In turn, better jobs allow people to afford that housing and rising rents.

“The same people being pushed out of housing are in low-wage jobs,” Chen said. “It’s all related: education, jobs.”

Myerson said Imagine Boston’s nine themes are intended to demonstrate how multidisciplinary and comprehensive a city plan can be.

Whatever emerges from the idea gathering, Atyia Martin, Chief Resiliency Officer, said she will bring a perspective of racial equity and community inclusion to the planning discussion.

“Whatever people say are top things they want to focus on, I can take an equity lens to and look at them,” she said.

Communication exploration

Following this open house, Imagine Boston will hold further sessions, inviting different groups to each one, said Fitzgerald. (He would not say which groups).

In order to expand outreach beyond what they are able to achieve in these large events, the organization also is offering “visioning kits,” suggestion boxes and questionnaires conducted through texting.

Visioning kits are essentially meetings in a bag, said Fitzgerald.
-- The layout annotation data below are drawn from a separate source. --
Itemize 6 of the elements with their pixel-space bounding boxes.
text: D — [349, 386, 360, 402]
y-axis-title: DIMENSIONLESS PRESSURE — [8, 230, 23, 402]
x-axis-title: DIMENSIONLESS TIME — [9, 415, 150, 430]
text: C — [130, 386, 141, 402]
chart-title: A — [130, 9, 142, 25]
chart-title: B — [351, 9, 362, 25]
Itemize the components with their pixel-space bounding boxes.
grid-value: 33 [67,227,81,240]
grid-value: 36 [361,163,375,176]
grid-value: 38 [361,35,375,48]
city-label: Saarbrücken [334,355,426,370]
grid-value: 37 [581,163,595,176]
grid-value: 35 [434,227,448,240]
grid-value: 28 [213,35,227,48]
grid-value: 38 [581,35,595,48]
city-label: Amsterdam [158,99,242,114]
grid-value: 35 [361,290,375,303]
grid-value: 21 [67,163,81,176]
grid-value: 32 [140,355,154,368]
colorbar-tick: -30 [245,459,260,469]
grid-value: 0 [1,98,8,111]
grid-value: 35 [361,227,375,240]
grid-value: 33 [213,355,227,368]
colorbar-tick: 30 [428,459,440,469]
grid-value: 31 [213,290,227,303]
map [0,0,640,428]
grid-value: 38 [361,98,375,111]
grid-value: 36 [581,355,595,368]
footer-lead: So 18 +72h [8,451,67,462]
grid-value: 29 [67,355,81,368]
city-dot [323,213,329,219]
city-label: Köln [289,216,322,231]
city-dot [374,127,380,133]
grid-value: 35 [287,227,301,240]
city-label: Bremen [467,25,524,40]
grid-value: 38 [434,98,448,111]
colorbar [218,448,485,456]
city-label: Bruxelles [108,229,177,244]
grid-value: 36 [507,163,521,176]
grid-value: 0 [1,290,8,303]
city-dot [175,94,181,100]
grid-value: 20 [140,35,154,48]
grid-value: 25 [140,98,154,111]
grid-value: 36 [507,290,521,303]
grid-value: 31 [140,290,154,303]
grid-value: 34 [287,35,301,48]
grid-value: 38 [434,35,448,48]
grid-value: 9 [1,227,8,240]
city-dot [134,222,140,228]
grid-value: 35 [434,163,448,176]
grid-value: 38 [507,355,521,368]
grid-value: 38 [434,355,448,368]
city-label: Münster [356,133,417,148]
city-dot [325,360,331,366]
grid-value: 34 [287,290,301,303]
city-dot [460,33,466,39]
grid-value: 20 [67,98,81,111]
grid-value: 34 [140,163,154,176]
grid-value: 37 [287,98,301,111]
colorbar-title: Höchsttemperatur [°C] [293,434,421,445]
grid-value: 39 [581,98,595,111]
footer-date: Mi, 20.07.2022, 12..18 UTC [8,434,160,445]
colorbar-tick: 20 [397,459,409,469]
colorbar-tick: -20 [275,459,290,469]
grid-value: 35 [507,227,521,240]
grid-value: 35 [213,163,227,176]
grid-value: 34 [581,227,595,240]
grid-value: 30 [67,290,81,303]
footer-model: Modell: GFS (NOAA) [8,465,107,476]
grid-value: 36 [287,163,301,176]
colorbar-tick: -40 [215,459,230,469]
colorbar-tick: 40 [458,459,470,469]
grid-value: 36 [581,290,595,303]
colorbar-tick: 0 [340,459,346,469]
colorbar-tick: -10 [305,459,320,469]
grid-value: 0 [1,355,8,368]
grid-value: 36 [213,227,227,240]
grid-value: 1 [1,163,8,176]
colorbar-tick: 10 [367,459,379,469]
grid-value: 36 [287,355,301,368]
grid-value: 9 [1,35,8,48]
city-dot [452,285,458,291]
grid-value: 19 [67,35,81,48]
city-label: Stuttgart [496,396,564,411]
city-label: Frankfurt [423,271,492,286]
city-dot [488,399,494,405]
The kits contain information to spark discussion and suggestion cards that can be filled out and dropped off. The kits become available for pickup from City Hall this week, said a member of the Imagine Boston team who asked not to be identified by name, and also can be requested by email.

Other options: suggestion boxes located at community centers, health centers and some police stations around the city, said Fitzgerald.

Digital discussions

Imagine Boston also relies on digital tech. On October 7, the organization launched an initiative that — through an app called Textizen — allows people to engage by texting answers to multiple choice questions or open-ended statements presented by Imagine Boston. One query: “My life in 2030 will be better with…”

They received more than 1,000 responses in the first week, according to Fitzgerald.

When a texter responds, he or she will receive another prompt. Three of these are content-based questions and two are demographic, said the Imagine Boston team member.

Fitzgerald said options like these will facilitate citizen participation by those who may not be able to come out for a meeting, such as single moms or families with several children.

Imagine Boston’s information gathering will run until December, Myerson said. A draft city plan will be opened to public review in winter or spring of 2017, according to Imagine Boston’s website.